最近想学习一下机器学习的算法,同时自己把算法都实现一遍,主要参考《机器学习实战》,用python进行实现,当然,opencv中也集成了这些算法(可以参考:http://blog.csdn.net/xiaowei_cqu/article/details/23782561),可以很方便的我们进行调用,后面我们接着进行学习。
k近邻分类(k-nearest neighbor classification)算法
用一句话来描述就是:比较待测数据与已知分类的各样本的距离,选取距离最小的前k个样本,统计这k个样本各自所属的类别,出现频率最多的类别即标定为待测数据的类别。
算法步骤:
1、 计算已知类别数据集中每个点与当前点的距离;
2、选取与当前点距离最小的K个点;
3、 统计前K个点中每个类别的样本出现的频率;
4、 返回前K个点出现频率最高的类别作为当前点的预测分类。
主要算法实现:
#inX: the input data(vector) need to classify
#dadaSet: sample data set (m x n)
#labels: the label of dataSet(1 x m)
#k: knn algorithem paramter
def classify_knn(inX, dataSet, labels, k):
dataSetSize = dataSet.shape[0]
diffMat = tile(inX, (dataSetSize,1)) - dataSet
sqDiffMat = diffMat**2
sqDistances = sqDiffMat.sum(axis=1)
distances = sqDistances**0.5
sortedDistIndicies = distances.argsort()
classCount={}
for i in range(k):
voteIlabel = labels[sortedDistIndicies[i]]
classCount[voteIlabel] = classCount.get(voteIlabel,0) + 1
sortedClassCount = sorted(classCount.iteritems(), key=operator.itemgetter(1), reverse=True)

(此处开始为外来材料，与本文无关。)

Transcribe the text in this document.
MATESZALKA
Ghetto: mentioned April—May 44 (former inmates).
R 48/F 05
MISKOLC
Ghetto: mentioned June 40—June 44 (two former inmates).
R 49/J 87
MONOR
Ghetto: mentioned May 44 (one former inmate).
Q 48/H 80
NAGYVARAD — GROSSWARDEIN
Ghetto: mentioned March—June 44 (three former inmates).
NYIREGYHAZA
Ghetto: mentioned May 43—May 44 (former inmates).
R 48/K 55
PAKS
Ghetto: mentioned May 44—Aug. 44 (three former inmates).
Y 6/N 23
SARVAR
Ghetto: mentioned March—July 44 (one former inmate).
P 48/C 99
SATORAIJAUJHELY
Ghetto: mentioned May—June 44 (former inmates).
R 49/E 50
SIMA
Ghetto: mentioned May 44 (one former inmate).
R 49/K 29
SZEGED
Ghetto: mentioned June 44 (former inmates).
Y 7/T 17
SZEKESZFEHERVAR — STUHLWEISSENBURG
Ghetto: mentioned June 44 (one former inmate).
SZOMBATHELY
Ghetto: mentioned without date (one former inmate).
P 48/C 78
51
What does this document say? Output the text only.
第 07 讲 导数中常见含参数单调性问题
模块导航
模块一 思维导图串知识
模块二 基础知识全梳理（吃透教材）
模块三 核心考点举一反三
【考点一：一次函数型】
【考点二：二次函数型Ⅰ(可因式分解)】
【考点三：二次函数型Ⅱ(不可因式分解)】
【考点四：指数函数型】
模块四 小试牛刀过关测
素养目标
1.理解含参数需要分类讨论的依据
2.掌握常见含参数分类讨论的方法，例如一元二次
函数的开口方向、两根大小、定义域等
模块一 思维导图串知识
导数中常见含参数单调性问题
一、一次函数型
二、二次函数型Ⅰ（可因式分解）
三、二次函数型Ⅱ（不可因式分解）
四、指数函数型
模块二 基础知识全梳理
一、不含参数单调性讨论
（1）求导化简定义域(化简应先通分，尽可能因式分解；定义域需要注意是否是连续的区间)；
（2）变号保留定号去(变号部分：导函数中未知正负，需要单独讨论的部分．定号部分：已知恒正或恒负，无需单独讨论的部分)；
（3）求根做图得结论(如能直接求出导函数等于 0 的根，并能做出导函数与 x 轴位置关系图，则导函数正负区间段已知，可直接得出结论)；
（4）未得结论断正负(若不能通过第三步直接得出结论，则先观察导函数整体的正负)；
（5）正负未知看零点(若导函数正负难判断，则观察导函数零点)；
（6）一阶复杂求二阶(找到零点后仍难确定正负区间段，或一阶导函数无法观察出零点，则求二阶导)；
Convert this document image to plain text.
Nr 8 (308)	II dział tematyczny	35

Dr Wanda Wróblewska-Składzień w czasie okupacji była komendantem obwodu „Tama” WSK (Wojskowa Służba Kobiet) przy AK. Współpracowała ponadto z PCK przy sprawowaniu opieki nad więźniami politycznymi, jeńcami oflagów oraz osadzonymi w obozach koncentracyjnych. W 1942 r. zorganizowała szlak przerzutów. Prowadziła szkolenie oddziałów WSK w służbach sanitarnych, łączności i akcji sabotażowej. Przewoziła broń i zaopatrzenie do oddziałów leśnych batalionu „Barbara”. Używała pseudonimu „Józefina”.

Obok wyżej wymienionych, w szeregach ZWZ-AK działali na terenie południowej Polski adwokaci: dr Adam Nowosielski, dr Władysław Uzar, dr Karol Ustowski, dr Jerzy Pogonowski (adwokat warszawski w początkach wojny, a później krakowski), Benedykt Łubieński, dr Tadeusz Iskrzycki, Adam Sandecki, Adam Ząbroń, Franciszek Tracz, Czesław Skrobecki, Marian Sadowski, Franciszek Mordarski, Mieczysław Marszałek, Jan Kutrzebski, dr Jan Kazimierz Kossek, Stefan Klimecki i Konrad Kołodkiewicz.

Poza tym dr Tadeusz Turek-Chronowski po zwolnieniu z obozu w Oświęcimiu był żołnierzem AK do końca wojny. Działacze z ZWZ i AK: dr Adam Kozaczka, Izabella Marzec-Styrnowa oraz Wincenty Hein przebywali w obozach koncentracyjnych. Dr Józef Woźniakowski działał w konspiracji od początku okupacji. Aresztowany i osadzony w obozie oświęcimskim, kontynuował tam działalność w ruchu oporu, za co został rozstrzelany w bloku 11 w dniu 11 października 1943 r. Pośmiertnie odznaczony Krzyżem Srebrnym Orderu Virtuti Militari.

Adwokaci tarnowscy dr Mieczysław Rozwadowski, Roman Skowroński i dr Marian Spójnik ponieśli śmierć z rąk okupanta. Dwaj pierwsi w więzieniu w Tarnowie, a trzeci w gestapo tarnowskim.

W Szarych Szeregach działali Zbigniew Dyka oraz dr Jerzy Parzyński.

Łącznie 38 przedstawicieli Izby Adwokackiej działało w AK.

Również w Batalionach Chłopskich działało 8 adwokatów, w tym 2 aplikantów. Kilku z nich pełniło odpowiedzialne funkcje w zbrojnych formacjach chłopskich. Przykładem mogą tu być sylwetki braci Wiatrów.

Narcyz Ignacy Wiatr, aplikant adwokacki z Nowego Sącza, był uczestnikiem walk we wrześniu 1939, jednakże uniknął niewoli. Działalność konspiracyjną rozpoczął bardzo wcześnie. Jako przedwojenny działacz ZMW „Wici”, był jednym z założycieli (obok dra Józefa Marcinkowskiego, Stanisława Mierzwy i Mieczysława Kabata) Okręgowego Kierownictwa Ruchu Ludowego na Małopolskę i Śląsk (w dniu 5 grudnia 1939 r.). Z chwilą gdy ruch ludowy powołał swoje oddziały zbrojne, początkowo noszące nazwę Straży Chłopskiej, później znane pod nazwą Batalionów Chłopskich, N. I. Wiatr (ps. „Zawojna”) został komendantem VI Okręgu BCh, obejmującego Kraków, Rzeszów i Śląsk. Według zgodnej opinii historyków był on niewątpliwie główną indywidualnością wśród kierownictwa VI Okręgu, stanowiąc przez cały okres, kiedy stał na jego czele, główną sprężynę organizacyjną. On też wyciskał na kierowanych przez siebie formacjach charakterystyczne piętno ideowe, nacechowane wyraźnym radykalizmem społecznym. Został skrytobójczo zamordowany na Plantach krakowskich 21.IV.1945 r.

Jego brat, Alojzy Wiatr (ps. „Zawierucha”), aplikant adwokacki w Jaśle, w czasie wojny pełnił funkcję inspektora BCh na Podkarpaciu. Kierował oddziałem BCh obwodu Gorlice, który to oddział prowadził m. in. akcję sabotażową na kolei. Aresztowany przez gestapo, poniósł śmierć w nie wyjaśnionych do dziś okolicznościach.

return sortedClassCount[0][0]
算法优点:
监督性学习,
简单,易于理解,易于实现,无需估计参数,无需训练
适合对稀有事件进行分类(例如当流失率很低时,比如低于0.5%,构造流失预测模型)
特别适合于多分类问题(multi-modal,对象具有多个类别标签),例如根据基因特征来判断其功能分类,kNN比SVM的表现要好
算法缺点:
懒惰算法,对测试样本分类时的计算量大,内存开销大,评分慢
可解释性较差,无法给出决策树那样的规则。
注意事项:
1、距离测量:欧式距离,或者其它距离测算公式
2、k参数的选择:20以下的常数,具体的选择要根据具体的情况进行调试
3、输入,输出数据的格式:对于不满足算法数据格式的要进行转换
4、python 总是传递地址,在递归时要尤其注意,这在下一节的决策树中表现的尤为突出。
5、其它事项亦可参考:
http://blog.csdn.net/jmydream/article/details/8644004
决策树(decision tree)是一个树结构(可以是二叉树或非二叉树)。其每个非叶节点表示一个特征属性上的测试,每个分支代表这个特征属性在某个值域上的输出,而每个叶节点存放一个类别。使用决策树进行决策的过程就是从根节点开始,测试待分类项中相应的特征属性,并按照其值选择输出分支,直到到达叶子节点,将叶子节点存放的类别作为决策结果。
构建决策树算法步骤:
1、检测数据集中的每个子项是否属于同一类别,如果是,返回该类别。
2、检测数据集中的特征属性是否全用完但类标签不唯一,如果是,用投票表决法(和knn相似)确定类别,并返回该类别。
3、确定最佳的分类特征属性。
4、根据最佳属性,创建分支节点, 划数据集。
5、对于每一个子项:递归执行1–4,并返回结果到分支节点。
这里面设计到如何确定最佳分类特征属性的问题:
这里主要引入熵(系统存在的无序程度)来进行解决,系统越混乱,熵值越高,而我们首选的分类特征属性当然是使得分类后的系统熵值越低越好,于是便解决了最佳的问题。
主要算法实现
1、熵的计算
#for examole: dataSet = [[1,1,'yes'],[1,1,'yes'],[1,0,'no'],[0,1,'no'],[0,1,'no']],
#the dataSet[:][-1] is the classlabel the sample belongs to
def calcShannonEnt (dataSet):
numEntries = len(dataSet)
labelCounts = {}
for vec in dataSet:
currenLabel = vec[-1]
if currenLabel not in labelCounts:
labelCounts[currenLabel] = 0
labelCounts[currenLabel] +=1
shannonEnt = 0.0
for key in labelCounts:
prop = float(labelCounts[key] )/ numEntries
shannonEnt -= prop * log(prop,2)
return shannonEnt
2、根据特征来划分数据集
def splitDataSet(dataSet,axis,value):
retDataSet = []
for featVec in dataSet:
if featVec[axis] == value:
reduceFeatVec = featVec[:axis]
reduceFeatVec.extend(featVec[axis+1:])
retDataSet.append(reduceFeatVec)
return retDataSet
3、找到最佳的划分属性
def chooseBestFeatureToSplit(dataSet):
numFeatures = len(dataSet[0])-1
baseEntropy = calcShannonEnt(dataSet)
bestInfoGain = 0.0
bestFeature = -1
#choose feature
for i in range(numFeatures):
featList = [example[i] for example in dataSet]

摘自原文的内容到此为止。